Local LLMs are not Ready for Prime Time
Local LLMs are not Ready for Prime Time
Written on Thursday, May 7, 2026
By Norm Brooks
I read an article by Yash Patel published yesterday evening, singing hosannas about how grand local LLMs are and how they could create massive value for a user, if they were just willing to give the model more context. While I don’t deny that they have uses, the author argued for giving the LLM broad control and integrations in Home Assistant; I find that to be a bit professionally concerning.
In fact, I could scarcely believe my eyes, what I was reading. Not because someone would trust an AI for such a task, but that someone would trust any automated system without having some kind of oversight step. To me, that’s like using a chainsaw while wearing shorts and having no goggles or protection anywhere from flying debris.
AI—even the largest, most powerful frontier models—does not have the context windows to be trusted with that kind of integration. Not yet, anyway. The space is evolving, and it’s possible in 5 years I’ll be eating my hat. But right now? You’re foolish if you give AI that kind of control without verifying what you’re giving it access to.
People in general are treating this technology as if it’s some kind of wundertech, without understanding the limitations. In much the same way as grain threshers were highly dangerous when they were first introduced, AI has many of the same issues. An example of this would be if you gave AI control over an HVAC system, and you told it to keep the temperature above a certain level if it detected humans in the room. It might hallucinate sensor activity and activate the climate control. More concerningly, it might add temperatures and force a unit to maximum power instead of choosing something more reasonable for the outdoor climate.
God forbid if this LLM had access to financial information for automated reordering. I’ve worked around automated systems for most of my adult life and I will happily tell you that I would not trust anything digitally automated unless I can verify the data before it left my device—failure modes range from annoying to catastrophic when you start looking at anything monetary. Could you imagine a hallucinated low-stock order going out daily, and you aren’t noticing until you start getting daily shipments of laundry detergent?
Chatbots are the ultimate compiler using natural language as a programming interface. You tell a chatbot to do something, and if you are precise and descriptive enough, you wind up with something that comes out the other side that you either can use directly, or can modify slightly to get what you’re looking for.
One thing I must point out is that when you give an AI a task, you’re not trusting a competent system—you’re trusting a computer program that’s been coded in a specific way to allow it the ability to make decisions based upon natural language.

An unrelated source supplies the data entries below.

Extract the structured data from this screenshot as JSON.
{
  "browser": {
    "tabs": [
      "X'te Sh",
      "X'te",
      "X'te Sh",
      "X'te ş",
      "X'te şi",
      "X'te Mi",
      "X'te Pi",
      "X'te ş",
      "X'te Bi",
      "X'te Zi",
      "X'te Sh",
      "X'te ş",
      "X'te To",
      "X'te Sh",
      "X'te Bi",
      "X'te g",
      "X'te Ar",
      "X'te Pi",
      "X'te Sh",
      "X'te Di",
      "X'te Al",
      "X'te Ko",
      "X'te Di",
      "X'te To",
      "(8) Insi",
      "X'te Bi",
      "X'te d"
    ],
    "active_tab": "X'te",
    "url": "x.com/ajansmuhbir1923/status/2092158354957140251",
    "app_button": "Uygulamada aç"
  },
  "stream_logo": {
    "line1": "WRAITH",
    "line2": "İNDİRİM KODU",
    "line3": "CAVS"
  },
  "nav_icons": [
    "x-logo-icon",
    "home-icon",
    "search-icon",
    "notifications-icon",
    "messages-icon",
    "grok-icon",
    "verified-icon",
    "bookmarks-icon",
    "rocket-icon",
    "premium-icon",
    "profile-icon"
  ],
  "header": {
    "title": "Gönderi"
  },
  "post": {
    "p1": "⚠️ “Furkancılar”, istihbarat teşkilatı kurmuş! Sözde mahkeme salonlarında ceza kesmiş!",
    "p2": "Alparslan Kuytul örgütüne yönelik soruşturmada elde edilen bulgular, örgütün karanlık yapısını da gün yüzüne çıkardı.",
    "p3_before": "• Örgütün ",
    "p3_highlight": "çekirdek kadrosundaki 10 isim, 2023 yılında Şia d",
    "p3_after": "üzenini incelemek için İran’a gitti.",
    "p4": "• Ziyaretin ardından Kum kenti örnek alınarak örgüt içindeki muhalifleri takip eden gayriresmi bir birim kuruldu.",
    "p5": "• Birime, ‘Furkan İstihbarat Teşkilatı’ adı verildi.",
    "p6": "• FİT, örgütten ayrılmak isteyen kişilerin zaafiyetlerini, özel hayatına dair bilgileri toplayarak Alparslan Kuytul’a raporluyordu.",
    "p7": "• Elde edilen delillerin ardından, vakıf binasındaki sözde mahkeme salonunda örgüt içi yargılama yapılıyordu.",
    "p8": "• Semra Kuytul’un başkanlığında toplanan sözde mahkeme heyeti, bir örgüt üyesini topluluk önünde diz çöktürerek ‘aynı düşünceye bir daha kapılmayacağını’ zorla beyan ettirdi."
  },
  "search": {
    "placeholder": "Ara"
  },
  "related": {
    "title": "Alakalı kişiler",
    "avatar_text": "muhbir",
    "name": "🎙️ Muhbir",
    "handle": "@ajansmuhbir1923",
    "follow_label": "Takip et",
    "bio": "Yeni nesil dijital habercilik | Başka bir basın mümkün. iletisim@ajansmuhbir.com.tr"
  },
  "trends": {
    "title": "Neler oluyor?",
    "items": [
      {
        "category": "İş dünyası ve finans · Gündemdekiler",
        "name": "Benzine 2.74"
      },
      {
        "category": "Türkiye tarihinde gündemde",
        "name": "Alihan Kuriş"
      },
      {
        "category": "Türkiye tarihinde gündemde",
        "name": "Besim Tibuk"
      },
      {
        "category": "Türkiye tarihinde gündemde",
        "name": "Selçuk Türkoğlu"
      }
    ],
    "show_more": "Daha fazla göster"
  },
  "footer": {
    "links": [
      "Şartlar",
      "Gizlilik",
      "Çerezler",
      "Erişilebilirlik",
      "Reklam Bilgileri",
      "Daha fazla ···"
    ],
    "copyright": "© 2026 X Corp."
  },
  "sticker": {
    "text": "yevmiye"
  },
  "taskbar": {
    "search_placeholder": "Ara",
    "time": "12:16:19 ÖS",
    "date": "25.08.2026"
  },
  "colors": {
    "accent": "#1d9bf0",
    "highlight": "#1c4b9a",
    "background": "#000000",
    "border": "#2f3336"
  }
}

You need to remember that this system can’t remember what’s going on from one session to the next, and any time you give it context, it needs to reload that context. Local LLMs in particular have very limited windows to work with.
You’re better off treating these programs as dementia patients—they can absolutely be given things to do, but anything of consequence needs to be checked to ensure it’s a proper, well defined decision. They are capable of holding increasingly interesting conversations, but not always capable of remembering what’s going on from one day to the next. You might have the LLM configured properly one day, and then the next, you’ll have to fix the prompt or change the data the LLM has access to.
Don’t get me wrong—these are powerful tools, but we wear safety glasses when using chainsaws for a reason.